Kadispenal Laksma M ZaenalKadispenal Laksma M Zaenal. (Dok Dispenal).

Total ada 55 personel TNI AL anak buah kapal (ABK) KRI Teluk Jakarta. Sebanyak 54 orang diselamatkan oleh KM Tanto Sejahtera yang sedang berlayar di posisi 5 NM dari lokasi kejadian. Sementara itu 1 ABK ditolong oleh KM Dobonsolo.

"Selanjutnya seluruh ABK akan melaksanakan pemeriksaan kesehatan dan investigasi lebih lanjut," jelas Zaenal.

KRI Teluk Jakarta karam saat melaksanakan operasi dukungan laut pergeseran logistik ke wilayah timur.
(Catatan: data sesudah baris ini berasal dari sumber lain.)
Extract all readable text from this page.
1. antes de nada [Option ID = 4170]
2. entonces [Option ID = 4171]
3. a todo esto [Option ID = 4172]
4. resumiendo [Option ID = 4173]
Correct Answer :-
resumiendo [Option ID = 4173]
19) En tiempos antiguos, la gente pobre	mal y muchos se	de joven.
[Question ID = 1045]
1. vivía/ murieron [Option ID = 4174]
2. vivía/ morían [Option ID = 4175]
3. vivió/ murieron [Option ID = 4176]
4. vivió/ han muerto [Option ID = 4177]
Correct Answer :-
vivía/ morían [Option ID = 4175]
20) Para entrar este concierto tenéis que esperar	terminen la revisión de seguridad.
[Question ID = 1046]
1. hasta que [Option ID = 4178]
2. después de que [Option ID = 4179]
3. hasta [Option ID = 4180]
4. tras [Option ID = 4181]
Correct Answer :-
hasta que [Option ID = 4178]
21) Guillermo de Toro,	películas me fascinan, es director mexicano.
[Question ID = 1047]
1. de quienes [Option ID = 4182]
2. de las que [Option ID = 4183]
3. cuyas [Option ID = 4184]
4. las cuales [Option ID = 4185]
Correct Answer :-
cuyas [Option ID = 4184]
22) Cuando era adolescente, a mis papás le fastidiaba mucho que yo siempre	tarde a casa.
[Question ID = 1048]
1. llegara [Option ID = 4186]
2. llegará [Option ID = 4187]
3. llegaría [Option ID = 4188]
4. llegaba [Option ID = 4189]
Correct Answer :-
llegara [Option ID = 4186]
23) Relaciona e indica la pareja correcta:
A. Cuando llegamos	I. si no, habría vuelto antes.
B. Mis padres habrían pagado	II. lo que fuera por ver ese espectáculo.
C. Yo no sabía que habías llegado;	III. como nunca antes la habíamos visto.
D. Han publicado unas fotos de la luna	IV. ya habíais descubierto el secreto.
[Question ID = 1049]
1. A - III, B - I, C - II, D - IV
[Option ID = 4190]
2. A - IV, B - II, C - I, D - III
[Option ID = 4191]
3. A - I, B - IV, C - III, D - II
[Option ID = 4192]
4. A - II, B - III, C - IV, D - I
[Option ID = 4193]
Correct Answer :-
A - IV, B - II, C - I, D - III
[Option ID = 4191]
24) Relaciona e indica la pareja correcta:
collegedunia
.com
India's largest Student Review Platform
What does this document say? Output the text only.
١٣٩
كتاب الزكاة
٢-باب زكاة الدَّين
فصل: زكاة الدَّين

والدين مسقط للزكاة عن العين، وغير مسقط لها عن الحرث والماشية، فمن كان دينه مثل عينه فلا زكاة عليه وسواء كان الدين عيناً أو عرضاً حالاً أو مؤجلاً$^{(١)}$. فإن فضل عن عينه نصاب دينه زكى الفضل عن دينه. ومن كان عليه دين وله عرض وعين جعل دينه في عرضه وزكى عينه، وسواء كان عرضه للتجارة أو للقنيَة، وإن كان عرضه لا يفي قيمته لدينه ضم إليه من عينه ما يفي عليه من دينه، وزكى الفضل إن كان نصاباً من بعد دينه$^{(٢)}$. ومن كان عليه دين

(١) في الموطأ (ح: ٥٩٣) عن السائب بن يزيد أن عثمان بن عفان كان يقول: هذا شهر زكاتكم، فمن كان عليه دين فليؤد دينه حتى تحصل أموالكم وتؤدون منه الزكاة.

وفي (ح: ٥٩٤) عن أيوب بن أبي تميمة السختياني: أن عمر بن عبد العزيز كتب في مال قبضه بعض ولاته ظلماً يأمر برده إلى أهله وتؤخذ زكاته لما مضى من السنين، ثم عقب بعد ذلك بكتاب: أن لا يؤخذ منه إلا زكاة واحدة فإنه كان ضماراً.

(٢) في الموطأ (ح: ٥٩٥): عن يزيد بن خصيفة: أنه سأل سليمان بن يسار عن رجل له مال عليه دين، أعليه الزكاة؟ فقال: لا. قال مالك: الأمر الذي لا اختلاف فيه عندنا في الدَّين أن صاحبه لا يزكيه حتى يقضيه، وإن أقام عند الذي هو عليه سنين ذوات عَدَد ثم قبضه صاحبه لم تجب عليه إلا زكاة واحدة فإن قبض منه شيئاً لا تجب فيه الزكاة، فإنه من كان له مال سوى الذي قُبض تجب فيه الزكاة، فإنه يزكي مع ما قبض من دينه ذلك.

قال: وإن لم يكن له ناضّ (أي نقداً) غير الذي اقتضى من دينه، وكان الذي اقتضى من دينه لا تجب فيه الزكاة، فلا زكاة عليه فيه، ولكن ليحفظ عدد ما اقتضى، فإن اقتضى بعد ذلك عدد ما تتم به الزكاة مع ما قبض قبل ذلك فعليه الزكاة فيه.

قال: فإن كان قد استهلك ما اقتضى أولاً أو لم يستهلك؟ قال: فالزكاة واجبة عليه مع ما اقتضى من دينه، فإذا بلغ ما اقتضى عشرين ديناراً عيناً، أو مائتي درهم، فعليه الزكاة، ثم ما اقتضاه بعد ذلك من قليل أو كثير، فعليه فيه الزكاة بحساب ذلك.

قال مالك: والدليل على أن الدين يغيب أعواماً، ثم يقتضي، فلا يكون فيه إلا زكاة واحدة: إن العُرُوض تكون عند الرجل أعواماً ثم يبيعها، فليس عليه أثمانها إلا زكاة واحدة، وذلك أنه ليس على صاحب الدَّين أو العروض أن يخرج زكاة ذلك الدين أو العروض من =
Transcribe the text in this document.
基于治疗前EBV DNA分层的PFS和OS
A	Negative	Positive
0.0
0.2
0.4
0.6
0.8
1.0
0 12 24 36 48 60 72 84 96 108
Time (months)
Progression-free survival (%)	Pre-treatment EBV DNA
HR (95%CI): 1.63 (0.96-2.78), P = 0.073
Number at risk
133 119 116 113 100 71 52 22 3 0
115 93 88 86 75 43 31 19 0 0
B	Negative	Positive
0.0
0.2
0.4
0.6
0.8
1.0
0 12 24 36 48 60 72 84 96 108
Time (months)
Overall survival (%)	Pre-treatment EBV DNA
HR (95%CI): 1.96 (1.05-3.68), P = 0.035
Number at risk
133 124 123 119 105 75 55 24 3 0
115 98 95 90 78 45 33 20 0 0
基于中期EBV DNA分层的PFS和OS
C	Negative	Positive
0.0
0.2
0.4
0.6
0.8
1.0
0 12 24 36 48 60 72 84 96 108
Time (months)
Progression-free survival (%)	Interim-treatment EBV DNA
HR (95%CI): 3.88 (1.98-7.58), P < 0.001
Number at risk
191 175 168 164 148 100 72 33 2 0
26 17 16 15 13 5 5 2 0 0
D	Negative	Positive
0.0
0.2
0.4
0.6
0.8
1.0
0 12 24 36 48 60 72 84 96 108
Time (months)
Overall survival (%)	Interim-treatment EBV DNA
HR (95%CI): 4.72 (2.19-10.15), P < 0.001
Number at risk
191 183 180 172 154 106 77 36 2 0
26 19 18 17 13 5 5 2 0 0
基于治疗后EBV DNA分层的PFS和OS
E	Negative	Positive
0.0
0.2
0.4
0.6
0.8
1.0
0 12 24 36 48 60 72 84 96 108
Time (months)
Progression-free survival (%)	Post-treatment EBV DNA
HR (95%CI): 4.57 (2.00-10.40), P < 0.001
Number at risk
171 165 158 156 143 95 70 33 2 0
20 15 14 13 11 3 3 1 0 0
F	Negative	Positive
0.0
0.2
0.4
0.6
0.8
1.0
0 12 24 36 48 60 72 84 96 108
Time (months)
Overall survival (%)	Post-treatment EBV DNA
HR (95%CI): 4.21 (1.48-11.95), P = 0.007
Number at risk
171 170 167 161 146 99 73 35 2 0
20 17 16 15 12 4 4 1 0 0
KRI Teluk Jakarta merupakan kapal angkut jenis Landing Ship Tank (LST) yang dibangun di Jerman Timur serta masuk ke jajaran TNI AL pada tahun 1978 dan tahun 1993.

"Sebelum melaksanakan operasi kapal ini dalam kondisi yang layak layar sesuai dengan Certificate of Seaworthiness atau Sertifikat Laik Laut," tutur Zaenal.

Tonton video 'Penampakan 'Kapal Karam' di Sukabumi dan Ragam Analisisnya':

(elz/fjp)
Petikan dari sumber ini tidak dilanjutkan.